Mumbling his borrowed Yiddish, longing for the dazzling clarity of summer, he fell into sleep, dreamy with images of Jack Roosevelt Robinson playing second base under the sun of Havana.
Each day for a week, spring rains slapped against the stained-glass windows of Sacred Heart and the stained-glass windows of the synagogue. Each day, steady sheets of advancing rain, monotonous and soft, were followed by sudden twisted columns of water, skirling and dancing, destroying umbrellas, lifting hats off skulls, spattering the newspapers on the wooden stand outside Slowacki’s until Mrs. Slowacki came out to cover them with a sheet of oilcloth held fast with a piece of angle iron. Basements flooded. Sewers backed up. Tree limbs snapped off and crashed into the yards. Shoes were ruined, their soles flapping like black tongues. Fungus seemed to sprout in clothes. In the apartments on Ellison Avenue, where the rain came pounding from the harbor like liquid ice, tenants stuffed towels into the sills of the kitchen windows and talked in the wet halls about how the weather was all different, wilder and fiercer, since the atom bomb.

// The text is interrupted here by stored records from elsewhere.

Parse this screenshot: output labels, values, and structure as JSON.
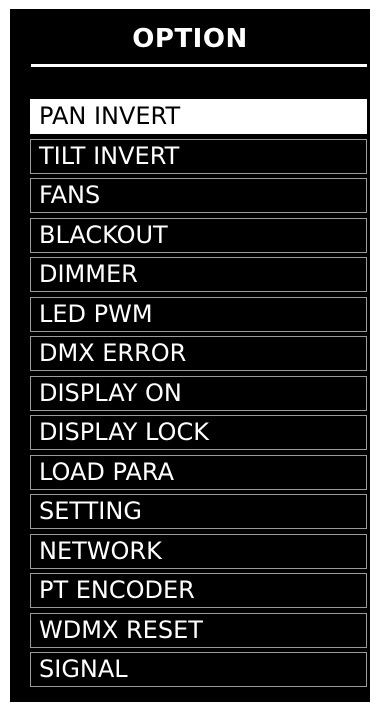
{
  "screen": {
    "title": "OPTION"
  },
  "colors": {
    "background": "#000000",
    "text": "#ffffff",
    "selected_background": "#ffffff",
    "selected_text": "#000000",
    "item_border": "#9a9a9a"
  },
  "menu": {
    "selected_index": 0,
    "items": [
      {
        "label": "PAN INVERT"
      },
      {
        "label": "TILT INVERT"
      },
      {
        "label": "FANS"
      },
      {
        "label": "BLACKOUT"
      },
      {
        "label": "DIMMER"
      },
      {
        "label": "LED PWM"
      },
      {
        "label": "DMX ERROR"
      },
      {
        "label": "DISPLAY ON"
      },
      {
        "label": "DISPLAY LOCK"
      },
      {
        "label": "LOAD PARA"
      },
      {
        "label": "SETTING"
      },
      {
        "label": "NETWORK"
      },
      {
        "label": "PT ENCODER"
      },
      {
        "label": "WDMX RESET"
      },
      {
        "label": "SIGNAL"
      }
    ]
  }
}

For Michael, the raging spring weather was like something from a movie about the South Seas: a monsoon movie, a movie about hurricanes. With Jon Hall and Dorothy Lamour, and the evil prison guard, John Carradine, who looked like Emperor Rudolf of Prague. The power of the storms tested him, as it had tested Jon Hall, but it didn’t feel like punishment. The storms had such a radiant brightness to them, such a newness, that they made Michael Devlin happy. He wanted to run through them, to dive into the little rivers along the curbs, to splash and roll and laugh and dance.
The snow was soon gone, washed down the Brooklyn hills to the harbor. On the radio, Michael listened to Red Barber broadcasting the Dodger games from Cuba through invisible barriers of distance and static. The words coming through the tiny speaker of the leatherette radio were often unclear, gouged, scratched, crunched, making abrupt loops and bends in the air. But when he could hear Barber, the announcer’s voice was full of blue skies and palm trees. He never mentioned Jackie Robinson unless Robinson did something. There wasn’t much argument about Robinson in those radio accounts of distant games, no alarm or anxiety, no mention of dissension; radio was not the same as the newspapers. But Barber’s serene drawl was itself a guarantee that the season lay directly ahead of them. A season in which everyone knew that Jack Roosevelt Robinson would make history, just by showing up.
“I’ll tell you why I want Robinson to come up,” Michael said to his friends one afternoon. “Because it never happened before.”
“There was never an earthquake in Brooklyn before either,” Sonny said. “You want that to happen too?”
“Hey, maybe Frankie McCarthy would fall down a crack,” Michael said.